With bated breath, nearly 7,000 Syrians in the U.S. waited to hear the Department of Homeland Security’s (DHS) decision on Syria’s Temporary Protected Status (TPS) on January 31. TPS allows individuals in countries ravaged by natural or manmade disasters a form of temporary asylum in the U.S. with all the legal rights of standard immigration except permanent status.
The Trump Administration has reversed decades of bipartisan action by revoking the TPS designation and extension for Sudan, which affected 1,050 TPS beneficiaries in the U.S.; Nicaragua (5,300 people); followed by Haiti (59,000 people); and, finally, 200,000 El Salvadorians lost TPS last month.
The unparalleled revocation of TPS against expert advice (for instance, Haiti continues to suffer from food insecurity and widespread illness while gang violence in El Salvador remains rife) exemplifies the hardline anti-immigration policies of Pres. Trump and his nativist advisors. This reactionary nationalism is especially hostile toward Arabs and Muslims. It’s against this backdrop that the decision on Syria TPS was made.
It was never likely that DHS would revoke TPS for Syrians already in the U.S. It’s one thing to argue that conditions have improved in Haiti since the 2010 earthquake, but it’s another thing to argue that Syria’s safe enough for repatriation amidst ongoing civil war. Instead, DHS came up with a solution that defied common sense: Extending TPS for Syrians but removing Syria as a designated country. The line between extension and designation is very fine. Syrians already admitted on TPS will be allowed to stay in the U.S. at least for the next 18 months (when DHS will revisit the matter), but since Syria is no longer a designated country DHS is ending Syrian applications for TPS. Non-TPS Syrians here in the U.S. with nowhere to go will not be allowed to apply for TPS. The disparate decision on extension and designation, frankly, makes no sense.

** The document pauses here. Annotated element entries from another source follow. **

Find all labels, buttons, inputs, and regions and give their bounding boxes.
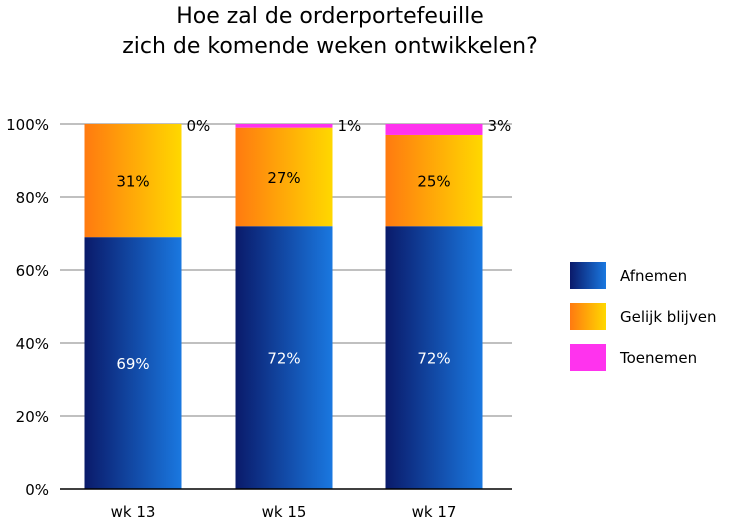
chart-title-line-2: zich de komende weken ontwikkelen? — [122, 34, 538, 59]
bar-toenemen-wk-15 — [235, 124, 333, 128]
legend-item-afnemen: Afnemen — [570, 262, 716, 289]
data-label-gelijk-blijven-wk-17: 25% — [417, 173, 450, 191]
bar-gelijk-blijven-wk-13 — [84, 124, 182, 238]
bar-layer — [84, 124, 483, 489]
axis-layer: 0% 20% 40% 60% 80% 100% wk 13 wk 15 wk 17 — [6, 116, 512, 521]
x-tick-label-wk-13: wk 13 — [111, 503, 156, 521]
legend: Afnemen Gelijk blijven Toenemen — [570, 262, 716, 385]
data-label-afnemen-wk-13: 69% — [116, 355, 149, 373]
bar-toenemen-wk-17 — [385, 124, 483, 135]
bar-afnemen-wk-17 — [385, 226, 483, 489]
x-tick-label-wk-17: wk 17 — [412, 503, 457, 521]
bar-gelijk-blijven-wk-15 — [235, 127, 333, 227]
legend-label: Afnemen — [620, 266, 688, 285]
y-tick-label: 60% — [16, 262, 49, 280]
y-tick-label: 0% — [25, 481, 49, 499]
legend-swatch — [570, 262, 606, 289]
x-tick-label-wk-15: wk 15 — [262, 503, 307, 521]
data-label-gelijk-blijven-wk-13: 31% — [116, 173, 149, 191]
legend-swatch — [570, 303, 606, 330]
y-tick-label: 40% — [16, 335, 49, 353]
legend-swatch — [570, 344, 606, 371]
data-label-toenemen-wk-17: 3% — [488, 117, 512, 135]
chart-title: Hoe zal de orderportefeuille zich de kom… — [0, 2, 660, 62]
chart-title-line-1: Hoe zal de orderportefeuille — [176, 4, 484, 29]
bar-afnemen-wk-15 — [235, 226, 333, 489]
y-tick-label: 80% — [16, 189, 49, 207]
data-label-gelijk-blijven-wk-15: 27% — [267, 169, 300, 187]
y-tick-label: 20% — [16, 408, 49, 426]
data-label-toenemen-wk-13: 0% — [187, 117, 211, 135]
label-layer: 69% 31% 0% 72% 27% 1% 72% 25% 3% — [116, 117, 511, 373]
bar-afnemen-wk-13 — [84, 237, 182, 489]
legend-item-gelijk-blijven: Gelijk blijven — [570, 303, 716, 330]
data-label-afnemen-wk-15: 72% — [267, 350, 300, 368]
legend-item-toenemen: Toenemen — [570, 344, 716, 371]
legend-label: Gelijk blijven — [620, 307, 717, 326]
data-label-afnemen-wk-17: 72% — [417, 350, 450, 368]
y-tick-label: 100% — [6, 116, 49, 134]
bar-gelijk-blijven-wk-17 — [385, 134, 483, 227]
legend-label: Toenemen — [620, 348, 698, 367]
data-label-toenemen-wk-15: 1% — [338, 117, 362, 135]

U.S. troops are currently stationed in Syria. Turkey recently invaded the northern part of the country. The Syrian regime continues to battle rebel forces. Russia and Iran remain involved in the conflict. The U.S. State Department’s Travel Warning Advisory on Syria as of January 2018 reads, “No part of Syria is safe from violence. Kidnappings, the use of chemical warfare, shelling, and aerial bombardment have significantly raised the risk or death or serious injury.” If DHS thinks it’s too dangerous to send Syrians back, why is it acceptable to turn away Syrians trying to flee the same danger to their lives? If it’s too dangerous to return, it’s too dangerous to stay.
Nothing can account for DHS’s two minds on the matter other than politicized expediency in the service of an anti-immigrant president. By refusing to admit Syrians even for temporary sanctuary, DHS has capitulated to Trump’s Arab and Muslim Ban. The extension of TPS was a welcome decision, but the baldy contradictory decision to cap Syrian TPS is unfathomable. Moreover, the latter decision will make it difficult if not impossible to reunite families.
DHS should adopt a rule of thumb: if American troops are at war in a country then civilians from that country who are in the U.S. should be eligible for TPS. As that is the case in Syria, DHS needs to immediately re-designate the country for TPS.